The hashtag #BoycottNetflix was trending on Twitter in France on Thursday, with hundreds calling for people to unsubscribe from the platform. But hundreds of other users disagreed Netflix should be boycotted as this would be censorship.
The 2017 Egyptian film was criticised for a scene which shows an imam being disturbed during his prayers in a mosque by a flash mob dancing to Michael Jackson's infamous Thriller choreography.
But a source close to the streaming giant told Dailyrater that the movie was never made available to its French market and that the extract could not have originated from Netflix.
According to the source, the movie has only been available for users in the Middle East and northern Africa since April 8, 2019, and never provoked such a negative reaction.
Many Twitter users said the scene was "massively disrespectful" towards Muslims and called it "shocking".
Another said Netflix "will understand that our religion is neither for sale nor for laughter only when we Muslims across France hit them in their wallets".
But the topic proved controversial with other Twitter users saying the film was just using humour.
"When I saw the #BoycottNetflix I thought people were going to understand the real concerns of the platform... but in the end, it's just to boycott a humorous film.

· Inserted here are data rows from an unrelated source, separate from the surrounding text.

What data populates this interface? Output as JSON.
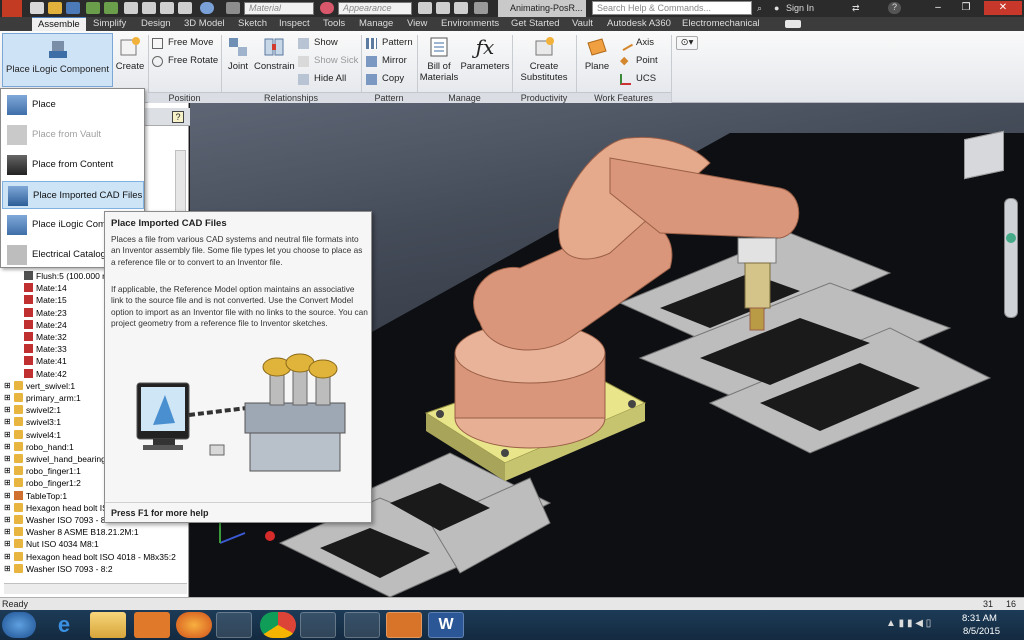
{
  "titlebar": {
    "material_placeholder": "Material",
    "appearance_placeholder": "Appearance",
    "document_tab": "Animating-PosR...",
    "search_placeholder": "Search Help & Commands...",
    "sign_in": "Sign In",
    "help": "?"
  },
  "ribbon_tabs": [
    "Assemble",
    "Simplify",
    "Design",
    "3D Model",
    "Sketch",
    "Inspect",
    "Tools",
    "Manage",
    "View",
    "Environments",
    "Get Started",
    "Vault",
    "Autodesk A360",
    "Electromechanical"
  ],
  "ribbon": {
    "place_ilogic": "Place iLogic Component",
    "create": "Create",
    "free_move": "Free Move",
    "free_rotate": "Free Rotate",
    "joint": "Joint",
    "constrain": "Constrain",
    "show": "Show",
    "show_sick": "Show Sick",
    "hide_all": "Hide All",
    "pattern": "Pattern",
    "mirror": "Mirror",
    "copy": "Copy",
    "bill_of_materials_1": "Bill of",
    "bill_of_materials_2": "Materials",
    "parameters": "Parameters",
    "create_substitutes_1": "Create",
    "create_substitutes_2": "Substitutes",
    "plane": "Plane",
    "axis": "Axis",
    "point": "Point",
    "ucs": "UCS",
    "panels": {
      "position": "Position",
      "relationships": "Relationships",
      "pattern": "Pattern",
      "manage": "Manage",
      "productivity": "Productivity",
      "work_features": "Work Features"
    }
  },
  "dropdown": [
    {
      "label": "Place",
      "state": "normal"
    },
    {
      "label": "Place from Vault",
      "state": "disabled"
    },
    {
      "label": "Place from Content Center",
      "state": "normal"
    },
    {
      "label": "Place Imported CAD Files",
      "state": "highlighted"
    },
    {
      "label": "Place iLogic Comp",
      "state": "normal"
    },
    {
      "label": "Electrical  Catalog",
      "state": "normal"
    }
  ],
  "browser": {
    "help_icon": "?",
    "rows": [
      {
        "label": "Flush:5 (100.000 n",
        "icon": "flush-icon"
      },
      {
        "label": "Mate:14",
        "icon": "mate-icon"
      },
      {
        "label": "Mate:15",
        "icon": "mate-icon"
      },
      {
        "label": "Mate:23",
        "icon": "mate-icon"
      },
      {
        "label": "Mate:24",
        "icon": "mate-icon"
      },
      {
        "label": "Mate:32",
        "icon": "mate-icon"
      },
      {
        "label": "Mate:33",
        "icon": "mate-icon"
      },
      {
        "label": "Mate:41",
        "icon": "mate-icon"
      },
      {
        "label": "Mate:42",
        "icon": "mate-icon"
      },
      {
        "label": "vert_swivel:1",
        "icon": "part-icon"
      },
      {
        "label": "primary_arm:1",
        "icon": "part-icon"
      },
      {
        "label": "swivel2:1",
        "icon": "part-icon"
      },
      {
        "label": "swivel3:1",
        "icon": "part-icon"
      },
      {
        "label": "swivel4:1",
        "icon": "part-icon"
      },
      {
        "label": "robo_hand:1",
        "icon": "part-icon"
      },
      {
        "label": "swivel_hand_bearing:",
        "icon": "part-icon"
      },
      {
        "label": "robo_finger1:1",
        "icon": "part-icon"
      },
      {
        "label": "robo_finger1:2",
        "icon": "part-icon"
      },
      {
        "label": "TableTop:1",
        "icon": "assembly-icon"
      },
      {
        "label": "Hexagon head bolt ISO",
        "icon": "part-icon"
      },
      {
        "label": "Washer ISO 7093 - 8",
        "icon": "part-icon"
      },
      {
        "label": "Washer 8 ASME B18.21.2M:1",
        "icon": "part-icon"
      },
      {
        "label": "Nut ISO 4034 M8:1",
        "icon": "part-icon"
      },
      {
        "label": "Hexagon head bolt ISO 4018 - M8x35:2",
        "icon": "part-icon"
      },
      {
        "label": "Washer ISO 7093 - 8:2",
        "icon": "part-icon"
      }
    ]
  },
  "tooltip": {
    "title": "Place Imported CAD Files",
    "para1": "Places a file from various CAD systems and neutral file formats into an Inventor assembly file. Some file types let you choose to place as a reference file or to convert to an Inventor file.",
    "para2": "If applicable, the Reference Model option maintains an associative link to the source file and is not converted. Use the Convert Model option to import as an Inventor file with no links to the source. You can project geometry from a reference file to Inventor sketches.",
    "footer": "Press F1 for more help"
  },
  "status": {
    "text": "Ready",
    "num1": "31",
    "num2": "16"
  },
  "clock": {
    "time": "8:31 AM",
    "date": "8/5/2015"
  },
  "colors": {
    "accent": "#2f6db5",
    "robot_copper": "#d9967a",
    "base_yellow": "#e2e08a"
  }
}
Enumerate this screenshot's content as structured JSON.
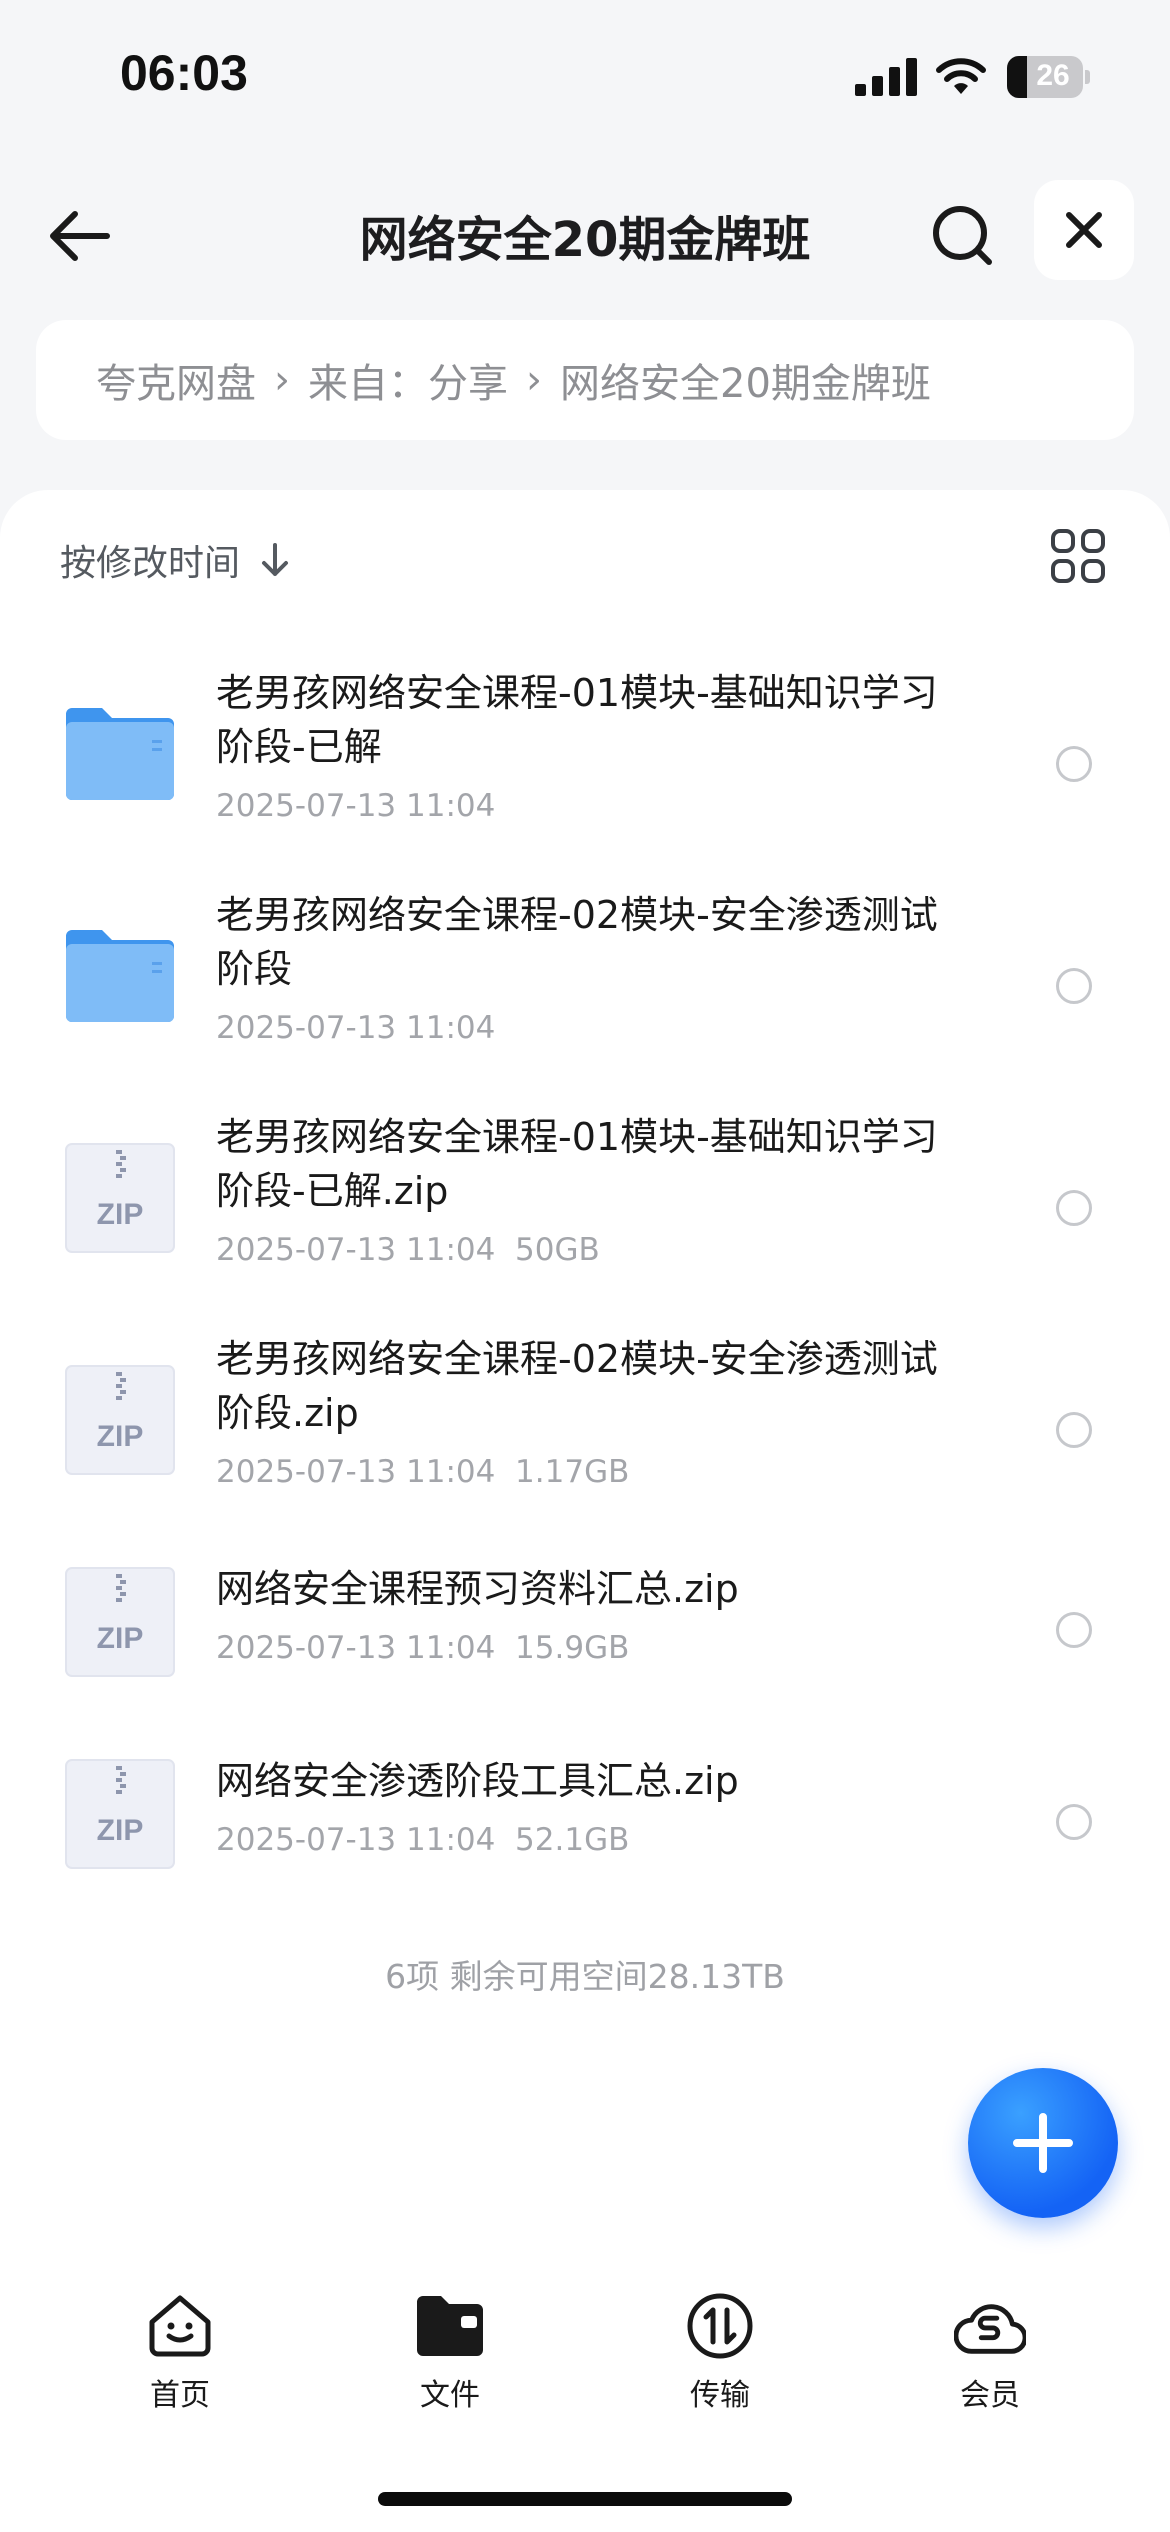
{
  "status_bar": {
    "time": "06:03",
    "battery": "26"
  },
  "header": {
    "title": "网络安全20期金牌班"
  },
  "breadcrumb": {
    "root": "夸克网盘",
    "source": "来自：分享",
    "current": "网络安全20期金牌班"
  },
  "sort": {
    "label": "按修改时间"
  },
  "files": [
    {
      "name": "老男孩网络安全课程-01模块-基础知识学习阶段-已解",
      "meta": "2025-07-13 11:04",
      "type": "folder-icon"
    },
    {
      "name": "老男孩网络安全课程-02模块-安全渗透测试阶段",
      "meta": "2025-07-13 11:04",
      "type": "folder-icon"
    },
    {
      "name": "老男孩网络安全课程-01模块-基础知识学习阶段-已解.zip",
      "meta": "2025-07-13 11:04  50GB",
      "type": "zip-icon",
      "zip_label": "ZIP"
    },
    {
      "name": "老男孩网络安全课程-02模块-安全渗透测试阶段.zip",
      "meta": "2025-07-13 11:04  1.17GB",
      "type": "zip-icon",
      "zip_label": "ZIP"
    },
    {
      "name": "网络安全课程预习资料汇总.zip",
      "meta": "2025-07-13 11:04  15.9GB",
      "type": "zip-icon",
      "zip_label": "ZIP"
    },
    {
      "name": "网络安全渗透阶段工具汇总.zip",
      "meta": "2025-07-13 11:04  52.1GB",
      "type": "zip-icon",
      "zip_label": "ZIP"
    }
  ],
  "summary": "6项 剩余可用空间28.13TB",
  "tabs": [
    {
      "label": "首页",
      "icon": "smile-face-icon"
    },
    {
      "label": "文件",
      "icon": "folder-icon"
    },
    {
      "label": "传输",
      "icon": "transfer-icon"
    },
    {
      "label": "会员",
      "icon": "cloud-member-icon"
    }
  ],
  "colors": {
    "accent": "#1463f5",
    "folder": "#5aa9f5",
    "zip_bg": "#eef0f6"
  }
}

It bothers no one when it's yet another joke about Catholic priests."
And other comments tried to remain neutral by saying the best thing to do was to simply not watch the film, "rather than adding to hate".
The film by Amr Salama is about an Islamic cleric who likes to dress as Michael Jackson. But he is thrown into turmoil in the wake of the singer's death. It was referred to Al-Azhar University in Egypt in 2017 for investigation of blasphemy and was cleared by Egypt's censorship committee.
It received critical acclaim when it was shown at the 2017 Toronto International Film Festival and was Egypt's official contender for an Academy Awad in the best foreign-language film category.